Standardiser des modèles récurrents pour réduire les répétitions et le nombre de tours

Transformer vos cas d’usage fréquents en modèles est une astuce d’économie OpenClaw très efficace, par exemple : « modèle de rapport hebdo », « modèle de réponse service client », « modèle de vérification de clauses contractuelles ». À chaque fois, vous ne remplacez que les variables : audience, ton, longueur, liste de points clés. Une fois le modèle stabilisé, la sortie d’OpenClaw devient plus prévisible, et vous avez moins besoin de demander « une autre version ».

Questions en lot : fusionner dix petites demandes en une requête plus complète

Si la facturation OpenClaw dépend du nombre d’appels ou du nombre de tours de conversation, le traitement en lot est souvent plus rentable. Par exemple, donnez 10 textes à OpenClaw d’un coup, demandez une réécriture item par item selon une numérotation, et ajoutez à la fin des « règles de style unifiées ». Même logique pour la structuration de documents : fournissez autant de matière que possible en une fois ; demandez d’abord un sommaire et une conclusion, puis un développement selon ce sommaire, afin d’éviter de poser des questions au fil de l’eau en complétant les sources.

Réutiliser les résultats : constituer une bibliothèque de « blocs réutilisables » au lieu de repartir de zéro

Conservez les paragraphes de haute qualité produits par OpenClaw, par exemple : introductions, réponses FAQ standard, formulations d’arguments produit, check-lists.
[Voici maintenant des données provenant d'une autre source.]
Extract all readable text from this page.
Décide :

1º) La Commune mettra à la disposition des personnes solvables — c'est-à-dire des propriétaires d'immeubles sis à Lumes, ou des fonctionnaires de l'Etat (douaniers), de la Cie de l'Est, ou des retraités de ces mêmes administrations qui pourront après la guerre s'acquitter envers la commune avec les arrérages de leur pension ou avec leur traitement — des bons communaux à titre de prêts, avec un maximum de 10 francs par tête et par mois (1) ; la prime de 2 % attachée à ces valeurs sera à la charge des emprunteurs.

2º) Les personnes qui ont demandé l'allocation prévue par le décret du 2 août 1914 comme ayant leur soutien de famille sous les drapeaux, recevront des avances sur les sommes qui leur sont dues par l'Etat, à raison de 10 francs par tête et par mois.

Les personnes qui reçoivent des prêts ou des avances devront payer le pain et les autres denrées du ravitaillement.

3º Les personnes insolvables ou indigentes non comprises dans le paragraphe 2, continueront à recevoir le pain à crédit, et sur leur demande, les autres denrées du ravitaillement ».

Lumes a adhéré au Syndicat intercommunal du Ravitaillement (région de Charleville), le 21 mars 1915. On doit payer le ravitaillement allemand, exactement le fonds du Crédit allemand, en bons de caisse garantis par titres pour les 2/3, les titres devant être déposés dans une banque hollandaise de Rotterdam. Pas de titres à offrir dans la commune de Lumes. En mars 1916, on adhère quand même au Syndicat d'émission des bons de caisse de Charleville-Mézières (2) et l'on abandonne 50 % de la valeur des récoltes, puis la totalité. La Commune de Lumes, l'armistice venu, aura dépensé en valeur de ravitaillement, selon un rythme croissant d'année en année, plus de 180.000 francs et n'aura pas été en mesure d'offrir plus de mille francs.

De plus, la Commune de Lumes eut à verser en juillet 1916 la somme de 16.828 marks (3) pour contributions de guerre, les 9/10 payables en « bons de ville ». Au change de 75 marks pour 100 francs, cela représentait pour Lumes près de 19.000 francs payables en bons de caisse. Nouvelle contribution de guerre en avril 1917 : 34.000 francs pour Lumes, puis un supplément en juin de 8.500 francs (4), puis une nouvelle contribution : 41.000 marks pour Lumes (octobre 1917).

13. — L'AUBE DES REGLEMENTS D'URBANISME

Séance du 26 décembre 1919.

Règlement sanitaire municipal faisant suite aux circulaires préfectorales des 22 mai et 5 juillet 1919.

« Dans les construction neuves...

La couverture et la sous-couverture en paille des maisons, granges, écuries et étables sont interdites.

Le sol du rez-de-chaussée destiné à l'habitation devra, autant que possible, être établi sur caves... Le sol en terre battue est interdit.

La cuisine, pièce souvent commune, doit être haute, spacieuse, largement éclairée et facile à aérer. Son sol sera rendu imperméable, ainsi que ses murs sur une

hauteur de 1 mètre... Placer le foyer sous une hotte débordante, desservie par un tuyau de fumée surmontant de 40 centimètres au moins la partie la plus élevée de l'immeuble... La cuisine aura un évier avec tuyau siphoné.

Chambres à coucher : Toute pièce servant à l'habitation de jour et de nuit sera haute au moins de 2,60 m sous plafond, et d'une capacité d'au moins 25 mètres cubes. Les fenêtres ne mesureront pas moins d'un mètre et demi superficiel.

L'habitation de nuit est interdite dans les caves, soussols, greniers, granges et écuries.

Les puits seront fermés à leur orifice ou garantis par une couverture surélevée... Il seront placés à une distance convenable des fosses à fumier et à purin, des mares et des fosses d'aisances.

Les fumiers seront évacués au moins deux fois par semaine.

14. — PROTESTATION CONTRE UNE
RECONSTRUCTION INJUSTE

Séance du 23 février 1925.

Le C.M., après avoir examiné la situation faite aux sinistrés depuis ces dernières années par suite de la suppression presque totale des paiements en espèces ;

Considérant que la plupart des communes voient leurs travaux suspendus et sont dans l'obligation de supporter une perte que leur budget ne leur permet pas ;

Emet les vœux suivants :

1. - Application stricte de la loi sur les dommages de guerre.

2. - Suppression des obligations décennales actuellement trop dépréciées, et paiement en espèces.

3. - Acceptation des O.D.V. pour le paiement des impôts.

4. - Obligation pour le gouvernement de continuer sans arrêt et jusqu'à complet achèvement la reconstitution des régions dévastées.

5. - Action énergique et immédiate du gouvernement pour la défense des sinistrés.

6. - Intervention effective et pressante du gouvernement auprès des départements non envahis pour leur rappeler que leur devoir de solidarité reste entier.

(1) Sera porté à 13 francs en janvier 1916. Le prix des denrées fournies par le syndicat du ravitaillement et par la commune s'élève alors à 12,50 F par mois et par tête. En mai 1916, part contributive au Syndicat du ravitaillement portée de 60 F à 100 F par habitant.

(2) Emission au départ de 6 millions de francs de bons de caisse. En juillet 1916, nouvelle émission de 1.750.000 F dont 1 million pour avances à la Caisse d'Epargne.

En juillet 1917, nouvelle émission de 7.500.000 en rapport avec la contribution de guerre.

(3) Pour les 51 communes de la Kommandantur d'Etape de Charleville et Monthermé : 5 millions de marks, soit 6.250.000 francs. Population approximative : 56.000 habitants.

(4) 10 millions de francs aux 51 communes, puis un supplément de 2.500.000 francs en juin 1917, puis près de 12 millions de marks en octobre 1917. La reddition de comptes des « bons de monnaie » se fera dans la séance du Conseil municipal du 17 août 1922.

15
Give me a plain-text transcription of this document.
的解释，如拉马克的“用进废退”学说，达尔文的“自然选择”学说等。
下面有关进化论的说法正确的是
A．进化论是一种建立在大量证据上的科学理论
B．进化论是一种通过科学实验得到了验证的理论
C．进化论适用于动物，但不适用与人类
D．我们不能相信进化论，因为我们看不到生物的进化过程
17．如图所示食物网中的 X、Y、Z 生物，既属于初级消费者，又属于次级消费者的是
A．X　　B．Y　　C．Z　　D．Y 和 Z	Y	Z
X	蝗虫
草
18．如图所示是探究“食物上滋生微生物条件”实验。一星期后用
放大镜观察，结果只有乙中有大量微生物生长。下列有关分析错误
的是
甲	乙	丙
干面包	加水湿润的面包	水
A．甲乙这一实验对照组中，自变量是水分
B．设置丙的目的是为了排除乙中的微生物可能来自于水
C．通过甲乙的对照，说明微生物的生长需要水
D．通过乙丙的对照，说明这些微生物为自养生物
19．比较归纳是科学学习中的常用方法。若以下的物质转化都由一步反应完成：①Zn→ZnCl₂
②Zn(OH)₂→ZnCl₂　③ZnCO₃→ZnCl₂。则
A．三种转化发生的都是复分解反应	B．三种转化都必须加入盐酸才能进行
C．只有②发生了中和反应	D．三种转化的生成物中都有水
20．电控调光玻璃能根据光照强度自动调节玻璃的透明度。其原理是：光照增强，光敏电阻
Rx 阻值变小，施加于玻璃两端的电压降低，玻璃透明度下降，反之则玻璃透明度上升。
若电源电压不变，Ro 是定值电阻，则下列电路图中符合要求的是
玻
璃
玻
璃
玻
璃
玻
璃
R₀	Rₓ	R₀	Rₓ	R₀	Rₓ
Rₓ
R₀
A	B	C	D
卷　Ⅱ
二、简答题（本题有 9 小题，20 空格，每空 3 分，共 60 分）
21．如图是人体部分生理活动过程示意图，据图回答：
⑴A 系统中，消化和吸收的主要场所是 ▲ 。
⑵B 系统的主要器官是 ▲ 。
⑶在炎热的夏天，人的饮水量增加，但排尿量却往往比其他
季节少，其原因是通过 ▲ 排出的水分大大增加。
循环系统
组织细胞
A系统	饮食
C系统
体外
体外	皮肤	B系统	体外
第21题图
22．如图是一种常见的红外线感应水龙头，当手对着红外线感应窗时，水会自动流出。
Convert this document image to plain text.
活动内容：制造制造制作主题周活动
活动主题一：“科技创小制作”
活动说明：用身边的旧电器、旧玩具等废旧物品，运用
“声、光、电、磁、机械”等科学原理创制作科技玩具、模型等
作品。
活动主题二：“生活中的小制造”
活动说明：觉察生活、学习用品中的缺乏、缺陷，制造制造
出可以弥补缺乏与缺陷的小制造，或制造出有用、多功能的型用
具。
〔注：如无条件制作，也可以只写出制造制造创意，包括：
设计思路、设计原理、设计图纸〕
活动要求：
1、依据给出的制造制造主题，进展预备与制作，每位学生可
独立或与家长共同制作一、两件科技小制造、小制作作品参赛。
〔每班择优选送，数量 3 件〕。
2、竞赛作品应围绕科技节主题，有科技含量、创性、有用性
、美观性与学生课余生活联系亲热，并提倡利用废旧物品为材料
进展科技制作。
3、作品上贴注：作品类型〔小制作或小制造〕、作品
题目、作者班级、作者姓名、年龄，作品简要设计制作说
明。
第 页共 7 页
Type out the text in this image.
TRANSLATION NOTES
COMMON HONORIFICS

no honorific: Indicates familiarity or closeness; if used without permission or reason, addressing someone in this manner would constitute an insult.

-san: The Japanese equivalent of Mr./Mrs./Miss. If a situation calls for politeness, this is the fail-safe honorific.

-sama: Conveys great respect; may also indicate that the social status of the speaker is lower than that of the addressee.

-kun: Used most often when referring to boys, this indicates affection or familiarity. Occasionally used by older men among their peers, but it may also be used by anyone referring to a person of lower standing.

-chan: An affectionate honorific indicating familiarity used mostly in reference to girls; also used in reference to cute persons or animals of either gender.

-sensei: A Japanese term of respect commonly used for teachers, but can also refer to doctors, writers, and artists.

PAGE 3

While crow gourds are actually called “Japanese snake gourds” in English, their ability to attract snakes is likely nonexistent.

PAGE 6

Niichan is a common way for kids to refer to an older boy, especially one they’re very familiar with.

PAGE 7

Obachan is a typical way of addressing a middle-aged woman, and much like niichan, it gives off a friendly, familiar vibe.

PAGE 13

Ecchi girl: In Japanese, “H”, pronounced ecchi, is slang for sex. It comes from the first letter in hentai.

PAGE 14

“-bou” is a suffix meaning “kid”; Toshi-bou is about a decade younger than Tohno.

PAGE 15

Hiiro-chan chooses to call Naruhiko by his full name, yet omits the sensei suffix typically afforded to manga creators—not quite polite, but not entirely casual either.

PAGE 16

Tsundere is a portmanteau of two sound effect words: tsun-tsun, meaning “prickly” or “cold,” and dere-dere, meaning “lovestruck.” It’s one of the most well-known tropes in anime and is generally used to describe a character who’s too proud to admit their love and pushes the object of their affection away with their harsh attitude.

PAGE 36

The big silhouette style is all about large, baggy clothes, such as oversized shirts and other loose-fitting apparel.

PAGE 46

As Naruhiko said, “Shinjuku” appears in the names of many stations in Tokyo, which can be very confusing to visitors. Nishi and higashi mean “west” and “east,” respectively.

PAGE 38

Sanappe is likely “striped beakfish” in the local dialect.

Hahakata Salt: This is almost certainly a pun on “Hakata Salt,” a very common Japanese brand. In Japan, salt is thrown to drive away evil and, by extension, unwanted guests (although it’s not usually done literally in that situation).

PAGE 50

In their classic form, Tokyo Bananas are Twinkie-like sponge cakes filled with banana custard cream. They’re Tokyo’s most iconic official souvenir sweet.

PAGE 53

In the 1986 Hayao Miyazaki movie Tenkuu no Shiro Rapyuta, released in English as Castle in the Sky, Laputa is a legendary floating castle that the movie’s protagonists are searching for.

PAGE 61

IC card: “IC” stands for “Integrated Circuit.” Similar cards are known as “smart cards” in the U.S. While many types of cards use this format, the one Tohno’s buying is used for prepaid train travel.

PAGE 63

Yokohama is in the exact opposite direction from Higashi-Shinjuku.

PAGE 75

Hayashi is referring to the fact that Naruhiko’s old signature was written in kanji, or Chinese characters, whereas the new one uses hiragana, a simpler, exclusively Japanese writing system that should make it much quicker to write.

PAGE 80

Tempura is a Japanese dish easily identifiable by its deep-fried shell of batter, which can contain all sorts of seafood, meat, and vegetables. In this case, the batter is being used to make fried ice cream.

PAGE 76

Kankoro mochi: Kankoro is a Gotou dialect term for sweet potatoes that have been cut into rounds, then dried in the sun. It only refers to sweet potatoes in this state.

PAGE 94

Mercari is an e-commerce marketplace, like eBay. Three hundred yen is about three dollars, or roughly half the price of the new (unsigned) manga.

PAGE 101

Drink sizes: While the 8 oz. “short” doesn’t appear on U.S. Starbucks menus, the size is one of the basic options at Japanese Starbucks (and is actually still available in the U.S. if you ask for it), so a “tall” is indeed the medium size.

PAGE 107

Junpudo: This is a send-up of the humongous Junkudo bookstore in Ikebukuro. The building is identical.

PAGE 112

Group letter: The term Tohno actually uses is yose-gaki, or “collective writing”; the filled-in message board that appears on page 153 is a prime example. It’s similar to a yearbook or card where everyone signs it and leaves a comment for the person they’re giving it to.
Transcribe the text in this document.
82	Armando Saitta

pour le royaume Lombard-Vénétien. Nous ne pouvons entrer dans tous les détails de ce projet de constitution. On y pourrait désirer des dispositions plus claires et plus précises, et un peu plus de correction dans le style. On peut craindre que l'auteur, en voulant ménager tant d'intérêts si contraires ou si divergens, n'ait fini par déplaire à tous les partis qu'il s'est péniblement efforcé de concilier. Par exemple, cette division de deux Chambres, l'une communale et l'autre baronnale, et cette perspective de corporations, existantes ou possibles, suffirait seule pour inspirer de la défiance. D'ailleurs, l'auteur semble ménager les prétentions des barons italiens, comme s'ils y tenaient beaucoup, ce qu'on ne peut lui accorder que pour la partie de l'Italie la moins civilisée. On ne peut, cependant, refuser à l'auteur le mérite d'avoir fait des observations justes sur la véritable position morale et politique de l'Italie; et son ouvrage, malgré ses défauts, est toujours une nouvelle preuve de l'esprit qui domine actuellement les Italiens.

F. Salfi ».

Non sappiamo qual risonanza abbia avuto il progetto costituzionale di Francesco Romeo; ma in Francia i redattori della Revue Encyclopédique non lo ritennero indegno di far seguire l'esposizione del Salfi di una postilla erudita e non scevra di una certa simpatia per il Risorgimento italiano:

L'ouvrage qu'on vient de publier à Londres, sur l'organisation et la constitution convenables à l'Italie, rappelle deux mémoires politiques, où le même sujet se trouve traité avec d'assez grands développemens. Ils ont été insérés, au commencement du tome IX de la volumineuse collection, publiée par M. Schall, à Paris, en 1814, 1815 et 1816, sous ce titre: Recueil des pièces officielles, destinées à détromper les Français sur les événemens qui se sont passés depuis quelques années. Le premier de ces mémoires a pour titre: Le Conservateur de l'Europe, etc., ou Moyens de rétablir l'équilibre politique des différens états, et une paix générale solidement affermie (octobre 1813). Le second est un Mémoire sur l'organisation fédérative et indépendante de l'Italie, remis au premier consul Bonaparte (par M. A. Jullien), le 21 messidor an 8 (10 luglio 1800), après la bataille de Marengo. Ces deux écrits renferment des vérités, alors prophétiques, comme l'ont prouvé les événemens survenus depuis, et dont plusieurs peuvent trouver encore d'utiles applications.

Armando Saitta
La prochaine fois, collez ces blocs dans OpenClaw comme « exemple de référence » et demandez-lui de retravailler à partir de cette base : c’est plus rapide et cela limite aussi les dérives. Cette astuce d’économie OpenClaw convient particulièrement à celles et ceux qui produisent régulièrement le même type de contenus.

Fixer un « plafond de consommation » pour éviter les échanges involontaires

Beaucoup de personnes ne savent pas qu’elles consomment surtout parce qu’elles finissent par « ajouter une petite question en plus ». Vous pouvez définir un plafond par tâche : au maximum deux tours de révision, au maximum trois variantes ; au-delà, réécrivez d’abord la demande hors ligne, puis renvoyez-la. Plus vous utilisez OpenClaw, plus il faut se discipliner contre ces relances sans objectif : vous économisez de l’argent et du temps.